Objective: About 26% of all pregnancies result in miscarriage, with up to 10% occurring in clinically diagnosed pregnancies. Additionally, recurrent pregnancy loss affects approximately 5% of couples of childbearing age. Although there are several known causes of pregnancy loss in the first half, including parental chromosomal abnormalities, uterine malformations the possible role of placental growth factor (PLGF) remains unclear. The aim of this study was to evaluate the possible predictive role of serum and urinary PLGF for miscarriages in the first trimester of pregnancy.

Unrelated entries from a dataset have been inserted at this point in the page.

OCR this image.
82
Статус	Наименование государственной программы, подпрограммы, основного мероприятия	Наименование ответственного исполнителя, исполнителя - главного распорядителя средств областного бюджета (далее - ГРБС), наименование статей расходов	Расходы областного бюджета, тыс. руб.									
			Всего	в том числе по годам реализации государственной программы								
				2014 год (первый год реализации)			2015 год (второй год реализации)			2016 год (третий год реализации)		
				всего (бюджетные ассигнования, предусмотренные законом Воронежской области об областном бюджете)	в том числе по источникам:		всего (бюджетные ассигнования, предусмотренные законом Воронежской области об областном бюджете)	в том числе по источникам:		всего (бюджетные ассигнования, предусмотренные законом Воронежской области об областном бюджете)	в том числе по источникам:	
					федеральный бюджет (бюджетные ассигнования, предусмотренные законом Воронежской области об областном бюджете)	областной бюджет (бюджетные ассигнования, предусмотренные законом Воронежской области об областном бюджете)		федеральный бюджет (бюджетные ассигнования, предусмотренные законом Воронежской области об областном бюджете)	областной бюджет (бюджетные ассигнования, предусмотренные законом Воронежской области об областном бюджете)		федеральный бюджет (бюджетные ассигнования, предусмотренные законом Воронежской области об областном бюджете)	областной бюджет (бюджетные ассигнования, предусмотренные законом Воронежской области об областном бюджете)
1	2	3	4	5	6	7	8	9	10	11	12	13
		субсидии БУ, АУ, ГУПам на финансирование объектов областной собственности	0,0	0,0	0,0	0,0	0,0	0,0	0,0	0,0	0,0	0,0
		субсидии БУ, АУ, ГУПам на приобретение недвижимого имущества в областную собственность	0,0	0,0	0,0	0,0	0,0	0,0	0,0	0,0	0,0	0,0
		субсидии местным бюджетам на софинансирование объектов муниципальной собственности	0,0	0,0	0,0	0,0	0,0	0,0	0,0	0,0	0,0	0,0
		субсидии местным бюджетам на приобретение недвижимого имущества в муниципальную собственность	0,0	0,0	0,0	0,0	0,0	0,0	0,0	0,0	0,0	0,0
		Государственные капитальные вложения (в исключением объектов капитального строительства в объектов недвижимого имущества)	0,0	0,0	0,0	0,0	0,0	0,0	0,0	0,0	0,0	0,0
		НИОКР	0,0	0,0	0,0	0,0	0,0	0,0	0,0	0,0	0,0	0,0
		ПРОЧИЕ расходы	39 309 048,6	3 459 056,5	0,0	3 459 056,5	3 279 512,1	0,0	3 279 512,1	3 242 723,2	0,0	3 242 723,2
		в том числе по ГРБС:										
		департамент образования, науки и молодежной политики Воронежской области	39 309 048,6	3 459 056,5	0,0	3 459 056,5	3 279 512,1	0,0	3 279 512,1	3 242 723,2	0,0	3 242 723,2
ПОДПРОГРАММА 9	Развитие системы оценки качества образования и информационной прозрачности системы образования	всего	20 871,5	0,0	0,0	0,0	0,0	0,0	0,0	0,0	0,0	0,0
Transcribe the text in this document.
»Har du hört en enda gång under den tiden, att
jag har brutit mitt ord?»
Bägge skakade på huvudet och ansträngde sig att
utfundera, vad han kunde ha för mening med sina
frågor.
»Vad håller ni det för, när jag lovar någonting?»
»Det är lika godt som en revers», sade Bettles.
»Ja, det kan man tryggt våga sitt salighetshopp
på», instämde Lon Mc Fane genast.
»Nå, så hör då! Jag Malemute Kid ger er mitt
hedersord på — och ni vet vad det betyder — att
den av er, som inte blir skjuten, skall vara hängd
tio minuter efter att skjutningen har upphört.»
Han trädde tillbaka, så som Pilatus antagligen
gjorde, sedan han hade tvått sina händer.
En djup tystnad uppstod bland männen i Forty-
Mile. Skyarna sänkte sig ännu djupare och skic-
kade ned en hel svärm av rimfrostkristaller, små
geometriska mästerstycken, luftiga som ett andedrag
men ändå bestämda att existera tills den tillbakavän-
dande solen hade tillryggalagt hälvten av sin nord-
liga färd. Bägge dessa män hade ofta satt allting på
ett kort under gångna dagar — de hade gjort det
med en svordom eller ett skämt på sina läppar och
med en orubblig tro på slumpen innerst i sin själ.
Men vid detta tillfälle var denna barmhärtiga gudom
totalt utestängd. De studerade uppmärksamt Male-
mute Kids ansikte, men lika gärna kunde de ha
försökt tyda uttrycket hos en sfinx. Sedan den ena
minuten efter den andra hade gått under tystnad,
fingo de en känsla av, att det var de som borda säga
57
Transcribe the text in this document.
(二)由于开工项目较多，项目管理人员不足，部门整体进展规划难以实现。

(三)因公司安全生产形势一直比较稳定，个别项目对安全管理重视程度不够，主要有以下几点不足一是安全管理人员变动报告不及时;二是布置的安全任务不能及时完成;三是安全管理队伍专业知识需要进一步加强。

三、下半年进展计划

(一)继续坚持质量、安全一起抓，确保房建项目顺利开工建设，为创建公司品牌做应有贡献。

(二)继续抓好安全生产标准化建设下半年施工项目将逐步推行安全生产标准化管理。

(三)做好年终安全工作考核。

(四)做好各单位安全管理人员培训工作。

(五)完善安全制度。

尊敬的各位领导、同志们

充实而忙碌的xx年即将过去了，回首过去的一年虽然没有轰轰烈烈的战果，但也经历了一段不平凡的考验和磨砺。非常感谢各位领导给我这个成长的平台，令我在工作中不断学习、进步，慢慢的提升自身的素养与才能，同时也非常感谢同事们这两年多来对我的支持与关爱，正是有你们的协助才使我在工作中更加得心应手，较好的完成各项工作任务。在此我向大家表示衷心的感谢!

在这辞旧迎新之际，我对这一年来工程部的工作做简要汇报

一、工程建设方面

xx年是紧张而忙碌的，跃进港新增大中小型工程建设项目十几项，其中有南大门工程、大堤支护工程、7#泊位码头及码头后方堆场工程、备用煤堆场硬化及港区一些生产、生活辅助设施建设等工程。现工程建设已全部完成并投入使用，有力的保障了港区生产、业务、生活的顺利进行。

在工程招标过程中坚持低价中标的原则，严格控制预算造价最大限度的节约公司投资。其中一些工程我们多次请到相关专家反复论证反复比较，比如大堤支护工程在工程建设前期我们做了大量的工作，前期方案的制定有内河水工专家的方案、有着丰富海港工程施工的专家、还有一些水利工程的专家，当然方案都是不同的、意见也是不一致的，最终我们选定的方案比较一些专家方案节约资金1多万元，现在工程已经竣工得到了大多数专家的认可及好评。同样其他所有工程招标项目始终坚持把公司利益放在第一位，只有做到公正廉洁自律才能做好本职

Materials and methods: Case-control studies were conducted. The study included 347 pregnant women, the group of miscarriages comprised 156 and the control group 191. The study did not include patients with serious health problems or high risk of miscarriage. Miscarriages were identified: confirmed clinical and ultrasound signs of embryo/fetal expulsion, anembryonic pregnancy and missed abortion. Concentrations of serum and urinary PLGF were detected by ELISA.
Results: Serum PLGF concentrations in miscarriage were 19.8 (12.7-31.9) pg/mL, which was significantly lower than serum PLGF concentrations in uncomplicated pregnancy of 45.5 (25.4-60.0) pg/mL p <0.0001. ROC analysis revealed the diagnostic significance of serum PLGF: AUC 0.765 (CI 0.717-0.809) (p <0.0001), Se 84.6% (CI 77.7-90.0) Sp 68.7% (61.7-75.1), with cut-off ≤35.6 pg/mL, diagnostic odds ratio (DOR) 12. Odds ratio for miscarriages for serum PLGF concentration <35.6 pg/mL was 10.9 (6.5-18.4). Evaluation of urinary PLGF did not reveal diagnostic and prognostic efficacy of miscarriages.
Conclusion: The serum PLGF might be considered as a prediction marker of the miscarriages with a suggested cut off concentration of 35.6 pg/mL. A further investigation should be carried out on the larger cohorts from various geographical areas.